Novedad bibliográfica: Being Brains: Making the Cerebral Subject
Autores: Fernando Vidal & Francisco Ortega
Being Brains offers a critical exploration of one of the most
influential and pervasive contemporary beliefs: "We are our brains."
Starting in the "Decade of the Brain" of the 1990s, "neurocentrism"
became widespread in most Western and many non-Western societies.
Formidable advances, especially in neuroimaging, have bolstered this
"neurocentrism" in the eyes of the public and political authorities,
helping to justify increased funding for the brain sciences. The human
sciences have also taken the "neural turn," and subspecialties in fields
such as anthropology, aesthetics, education, history, law, sociology,
and theology have grown and professionalized at record speed.
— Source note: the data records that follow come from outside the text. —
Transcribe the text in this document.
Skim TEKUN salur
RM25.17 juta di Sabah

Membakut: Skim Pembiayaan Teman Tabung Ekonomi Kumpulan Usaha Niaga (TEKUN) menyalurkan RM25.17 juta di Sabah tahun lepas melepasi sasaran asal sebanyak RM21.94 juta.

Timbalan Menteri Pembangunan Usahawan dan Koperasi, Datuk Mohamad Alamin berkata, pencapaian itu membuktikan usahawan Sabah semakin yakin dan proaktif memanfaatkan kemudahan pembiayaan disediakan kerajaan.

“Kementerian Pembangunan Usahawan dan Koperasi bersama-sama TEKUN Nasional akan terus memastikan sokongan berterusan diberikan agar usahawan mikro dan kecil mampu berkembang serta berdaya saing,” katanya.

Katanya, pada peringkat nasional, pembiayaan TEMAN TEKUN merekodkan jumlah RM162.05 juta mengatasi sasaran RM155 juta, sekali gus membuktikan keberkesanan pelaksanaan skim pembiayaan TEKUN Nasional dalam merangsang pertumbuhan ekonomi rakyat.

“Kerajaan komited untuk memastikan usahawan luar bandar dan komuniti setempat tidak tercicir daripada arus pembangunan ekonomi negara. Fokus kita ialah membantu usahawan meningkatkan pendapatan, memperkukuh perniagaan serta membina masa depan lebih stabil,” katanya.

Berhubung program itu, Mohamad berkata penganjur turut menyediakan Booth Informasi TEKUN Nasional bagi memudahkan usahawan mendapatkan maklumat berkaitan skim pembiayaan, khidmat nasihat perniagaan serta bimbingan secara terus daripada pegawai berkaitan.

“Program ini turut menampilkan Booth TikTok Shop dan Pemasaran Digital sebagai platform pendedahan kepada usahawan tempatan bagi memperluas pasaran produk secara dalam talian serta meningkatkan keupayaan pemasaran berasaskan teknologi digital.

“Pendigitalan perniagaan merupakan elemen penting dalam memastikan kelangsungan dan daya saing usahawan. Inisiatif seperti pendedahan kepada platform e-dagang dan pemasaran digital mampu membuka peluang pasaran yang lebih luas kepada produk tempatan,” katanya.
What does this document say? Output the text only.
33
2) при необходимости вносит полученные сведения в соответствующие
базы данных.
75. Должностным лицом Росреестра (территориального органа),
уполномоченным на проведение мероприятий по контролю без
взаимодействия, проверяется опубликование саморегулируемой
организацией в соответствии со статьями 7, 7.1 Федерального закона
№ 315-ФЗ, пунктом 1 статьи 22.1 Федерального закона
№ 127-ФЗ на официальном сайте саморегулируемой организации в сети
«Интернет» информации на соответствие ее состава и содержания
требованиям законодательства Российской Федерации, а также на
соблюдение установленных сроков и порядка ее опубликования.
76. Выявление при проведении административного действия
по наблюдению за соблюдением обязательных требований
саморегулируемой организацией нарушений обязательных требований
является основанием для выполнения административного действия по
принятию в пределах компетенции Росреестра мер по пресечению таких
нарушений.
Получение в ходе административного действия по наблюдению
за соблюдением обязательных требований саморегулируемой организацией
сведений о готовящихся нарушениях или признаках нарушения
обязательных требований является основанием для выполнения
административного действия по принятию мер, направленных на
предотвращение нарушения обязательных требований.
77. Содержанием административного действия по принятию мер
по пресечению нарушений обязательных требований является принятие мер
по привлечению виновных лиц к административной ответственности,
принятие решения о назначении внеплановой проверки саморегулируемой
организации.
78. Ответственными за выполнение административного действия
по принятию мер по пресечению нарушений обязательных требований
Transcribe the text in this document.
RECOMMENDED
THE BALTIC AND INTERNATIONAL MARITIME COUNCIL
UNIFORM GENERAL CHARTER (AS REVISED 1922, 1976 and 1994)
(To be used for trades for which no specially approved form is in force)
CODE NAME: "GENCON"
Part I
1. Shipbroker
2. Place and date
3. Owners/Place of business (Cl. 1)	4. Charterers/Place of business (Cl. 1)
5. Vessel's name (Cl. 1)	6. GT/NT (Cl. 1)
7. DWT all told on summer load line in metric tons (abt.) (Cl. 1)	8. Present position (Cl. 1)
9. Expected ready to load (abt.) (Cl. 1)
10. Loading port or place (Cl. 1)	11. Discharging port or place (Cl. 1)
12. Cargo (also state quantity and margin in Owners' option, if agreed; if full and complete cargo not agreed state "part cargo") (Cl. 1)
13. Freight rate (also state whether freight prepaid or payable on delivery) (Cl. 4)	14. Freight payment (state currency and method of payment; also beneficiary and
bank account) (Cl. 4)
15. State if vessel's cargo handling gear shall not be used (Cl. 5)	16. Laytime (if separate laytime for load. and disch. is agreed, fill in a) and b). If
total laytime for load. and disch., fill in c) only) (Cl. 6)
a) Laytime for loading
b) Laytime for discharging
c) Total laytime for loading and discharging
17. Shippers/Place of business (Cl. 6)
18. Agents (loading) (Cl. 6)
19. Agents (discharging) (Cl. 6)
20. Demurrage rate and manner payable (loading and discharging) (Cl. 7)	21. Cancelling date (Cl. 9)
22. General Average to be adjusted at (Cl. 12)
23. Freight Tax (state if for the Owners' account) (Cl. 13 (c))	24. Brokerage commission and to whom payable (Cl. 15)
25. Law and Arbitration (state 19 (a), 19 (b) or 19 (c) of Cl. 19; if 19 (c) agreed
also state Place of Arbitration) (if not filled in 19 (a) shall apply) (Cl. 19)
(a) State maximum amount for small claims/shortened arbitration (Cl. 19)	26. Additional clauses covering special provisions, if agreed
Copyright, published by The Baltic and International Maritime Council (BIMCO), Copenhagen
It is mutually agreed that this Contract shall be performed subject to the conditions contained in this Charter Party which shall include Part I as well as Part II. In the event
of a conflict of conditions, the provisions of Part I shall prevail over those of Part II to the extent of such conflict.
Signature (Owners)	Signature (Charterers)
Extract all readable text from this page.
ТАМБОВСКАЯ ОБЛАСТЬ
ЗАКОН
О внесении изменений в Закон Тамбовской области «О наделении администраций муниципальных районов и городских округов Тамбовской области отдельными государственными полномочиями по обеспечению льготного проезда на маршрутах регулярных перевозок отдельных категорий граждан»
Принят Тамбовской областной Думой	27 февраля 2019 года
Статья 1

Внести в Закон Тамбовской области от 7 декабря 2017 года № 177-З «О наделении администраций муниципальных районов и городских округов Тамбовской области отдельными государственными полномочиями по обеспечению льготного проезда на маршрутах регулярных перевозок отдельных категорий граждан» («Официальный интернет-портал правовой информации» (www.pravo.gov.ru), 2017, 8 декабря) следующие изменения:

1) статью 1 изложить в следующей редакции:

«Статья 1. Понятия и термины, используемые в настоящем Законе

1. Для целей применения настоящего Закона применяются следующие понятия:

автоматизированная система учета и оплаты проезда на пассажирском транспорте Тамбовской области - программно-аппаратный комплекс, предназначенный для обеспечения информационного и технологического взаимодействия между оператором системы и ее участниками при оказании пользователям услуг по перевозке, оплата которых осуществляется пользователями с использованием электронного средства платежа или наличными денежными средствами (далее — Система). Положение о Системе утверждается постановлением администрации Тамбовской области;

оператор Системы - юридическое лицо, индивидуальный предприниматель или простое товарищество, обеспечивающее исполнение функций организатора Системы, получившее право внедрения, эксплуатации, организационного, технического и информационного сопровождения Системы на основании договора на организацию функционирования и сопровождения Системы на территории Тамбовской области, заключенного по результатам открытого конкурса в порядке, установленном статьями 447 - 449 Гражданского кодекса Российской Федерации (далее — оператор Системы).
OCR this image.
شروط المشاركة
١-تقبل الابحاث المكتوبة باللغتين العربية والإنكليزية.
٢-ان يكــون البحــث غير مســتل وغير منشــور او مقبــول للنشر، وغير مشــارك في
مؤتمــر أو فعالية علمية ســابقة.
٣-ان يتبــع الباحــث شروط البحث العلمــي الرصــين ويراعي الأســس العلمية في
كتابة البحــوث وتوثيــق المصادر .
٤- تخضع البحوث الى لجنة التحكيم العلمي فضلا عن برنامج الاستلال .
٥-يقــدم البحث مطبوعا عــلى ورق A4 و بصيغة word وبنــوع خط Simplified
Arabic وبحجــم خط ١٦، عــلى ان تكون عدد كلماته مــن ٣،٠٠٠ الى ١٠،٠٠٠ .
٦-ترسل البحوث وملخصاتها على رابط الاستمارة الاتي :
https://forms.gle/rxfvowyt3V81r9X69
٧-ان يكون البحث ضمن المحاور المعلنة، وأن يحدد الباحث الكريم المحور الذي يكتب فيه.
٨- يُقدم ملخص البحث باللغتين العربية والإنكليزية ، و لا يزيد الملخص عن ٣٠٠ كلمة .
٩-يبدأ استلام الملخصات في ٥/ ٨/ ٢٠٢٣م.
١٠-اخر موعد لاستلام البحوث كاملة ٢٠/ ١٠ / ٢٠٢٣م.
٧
At the
same time, the development of dubious but successful commercial
enterprises such as "neuromarketing and "neurobics" have emerged to take
advantage of the heightened sensitivity to all things neuro. Skeptics
have only recently begun to react to the hype, invoking warnings of neuromythology, neurotrash, neuromania, and neuromadness.
While this neurocentric view of human subjectivity is neither hegemonic
nor monolithic, it embodies a powerful ideology that is at the heart of
some of today's most important philosophical, ethical, scientific, and
political debates. Being Brains critically explores the internal logic of such ideology, its genealogy, and its main contemporary incarnations.